In the summer of 2017 a book was published about his fascinating Jantar Mantar series, including an original short story by the renowned author Salman Rushdie, written specifically to accompany Chaput’s dramatically beautiful photographs. Simon Chaput is represented in New York by the Howard Greenberg Gallery.
Stephan Göttlicher
For Stephan Göttlicher, a German-born photographer, the act of creating a photograph is very sensitive. He believes that the distinctions occur in the moment of seeing things; he needs to take the photo when it comes to him. There is also the aspect of the working process itself: Göttlicher was trained classically, but loves technical faults and mistakes and doing things in ways they shouldn’t be done. This has become a part of his work and a stimulant to experiment and investigate.
Göttlicher came to photography from dance – spending about fifteen years studying and then working as a professional ballet dancer in Germany, England, and Switzerland. It was a very visual education that involved all arts. Photography became a passion while he was a dancer. He began to view dance and the world at large through the lens, and it opened things up for him. He got his start as a professional photographer by taking images for dance companies while still a dancer. Before long it became such a passion that he stopped dancing and switched to photography. He had his coming of age as a photographer in the late 1990s, towards the end of the analog period.
In this newest exhibition of The Gallery Club presents two beautiful series of Göttlicher, namely his series of the exquisite Brutalist architecture of the south campus of Miami Dade College and his fascinating Everglades by night series.
Robin Hill
Photographer Robin Hill works at the intersection of art, architecture and design and forges them together through the lens of his camera. For him, the camera is a sketchbook through which he draws the light – an instrument of both observation and intuition. His vision is not impaired by opinion, trend or prejudice but guided by instinct, good timing and a keen eye for beauty. He embraces modernism but appreciates the classical as well.

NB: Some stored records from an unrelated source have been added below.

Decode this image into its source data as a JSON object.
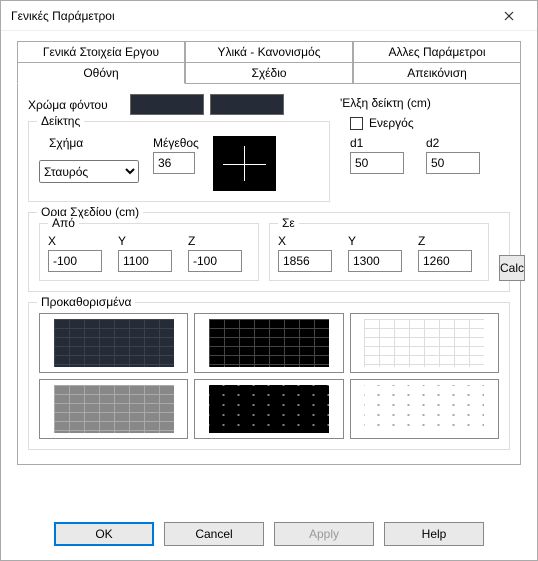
{
  "window": {
    "title": "Γενικές Παράμετροι"
  },
  "tabs": {
    "row1": [
      "Γενικά Στοιχεία Εργου",
      "Υλικά - Κανονισμός",
      "Αλλες Παράμετροι"
    ],
    "row2": [
      "Οθόνη",
      "Σχέδιο",
      "Απεικόνιση"
    ],
    "active": "Οθόνη"
  },
  "screen": {
    "bgcolor_label": "Χρώμα φόντου",
    "pointer": {
      "group_label": "Δείκτης",
      "shape_label": "Σχήμα",
      "size_label": "Μέγεθος",
      "shape_value": "Σταυρός",
      "shape_options": [
        "Σταυρός"
      ],
      "size_value": "36"
    },
    "snap": {
      "group_label": "'Ελξη δείκτη (cm)",
      "active_label": "Ενεργός",
      "active_checked": false,
      "d1_label": "d1",
      "d2_label": "d2",
      "d1_value": "50",
      "d2_value": "50"
    },
    "bounds": {
      "group_label": "Ορια Σχεδίου (cm)",
      "from_label": "Από",
      "to_label": "Σε",
      "x_label": "X",
      "y_label": "Y",
      "z_label": "Z",
      "from": {
        "x": "-100",
        "y": "1100",
        "z": "-100"
      },
      "to": {
        "x": "1856",
        "y": "1300",
        "z": "1260"
      },
      "calc_label": "Calc"
    },
    "presets": {
      "group_label": "Προκαθορισμένα"
    }
  },
  "buttons": {
    "ok": "OK",
    "cancel": "Cancel",
    "apply": "Apply",
    "help": "Help"
  }
}
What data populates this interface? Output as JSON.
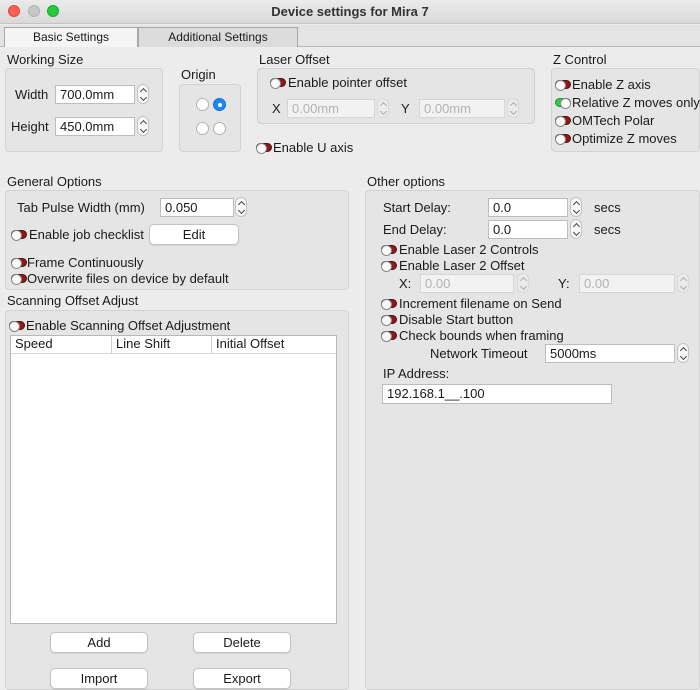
{
  "window": {
    "title": "Device settings for Mira 7"
  },
  "tabs": [
    {
      "label": "Basic Settings",
      "active": true
    },
    {
      "label": "Additional Settings",
      "active": false
    }
  ],
  "working_size": {
    "title": "Working Size",
    "width_label": "Width",
    "width_value": "700.0mm",
    "height_label": "Height",
    "height_value": "450.0mm"
  },
  "origin": {
    "title": "Origin",
    "selected": "top-right"
  },
  "laser_offset": {
    "title": "Laser Offset",
    "enable_pointer_label": "Enable pointer offset",
    "enable_pointer_on": false,
    "x_label": "X",
    "x_placeholder": "0.00mm",
    "y_label": "Y",
    "y_placeholder": "0.00mm",
    "enable_u_label": "Enable U axis",
    "enable_u_on": false
  },
  "z_control": {
    "title": "Z Control",
    "items": [
      {
        "label": "Enable Z axis",
        "on": false
      },
      {
        "label": "Relative Z moves only",
        "on": true
      },
      {
        "label": "OMTech Polar",
        "on": false
      },
      {
        "label": "Optimize Z moves",
        "on": false
      }
    ]
  },
  "general_options": {
    "title": "General Options",
    "tab_pulse_label": "Tab Pulse Width (mm)",
    "tab_pulse_value": "0.050",
    "job_checklist_label": "Enable job checklist",
    "edit_button": "Edit",
    "frame_continuously_label": "Frame Continuously",
    "overwrite_files_label": "Overwrite files on device by default"
  },
  "scanning_offset": {
    "title": "Scanning Offset Adjust",
    "enable_label": "Enable Scanning Offset Adjustment",
    "columns": [
      "Speed",
      "Line Shift",
      "Initial Offset"
    ],
    "add_button": "Add",
    "delete_button": "Delete",
    "import_button": "Import",
    "export_button": "Export"
  },
  "other_options": {
    "title": "Other options",
    "start_delay_label": "Start Delay:",
    "start_delay_value": "0.0",
    "end_delay_label": "End Delay:",
    "end_delay_value": "0.0",
    "secs_label": "secs",
    "laser2_controls_label": "Enable Laser 2 Controls",
    "laser2_offset_label": "Enable Laser 2 Offset",
    "x_label": "X:",
    "x_placeholder": "0.00",
    "y_label": "Y:",
    "y_placeholder": "0.00",
    "increment_filename_label": "Increment filename on Send",
    "disable_start_label": "Disable Start button",
    "check_bounds_label": "Check bounds when framing",
    "network_timeout_label": "Network Timeout",
    "network_timeout_value": "5000ms",
    "ip_address_label": "IP Address:",
    "ip_address_value": "192.168.1__.100"
  },
  "colors": {
    "toggle_off": "#8b1a1a",
    "toggle_on": "#34c84a",
    "radio_selected": "#1e86f5"
  }
}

The Gallery Club has chosen Robin’s series Side by Side for this exhibition: photographs of Philip Johnson’s Glass House and Mies van der Rohe’s Farnsworth House, two of the most famous modern houses of the 20th century. Both comprising single-storey glass structures, each displays a very specific relationship with the landscape. Johnson’s house owed much to his relationship and admiration for Mies – the two men had worked closely together ever since the German had been at the Bauhaus in the 1930s.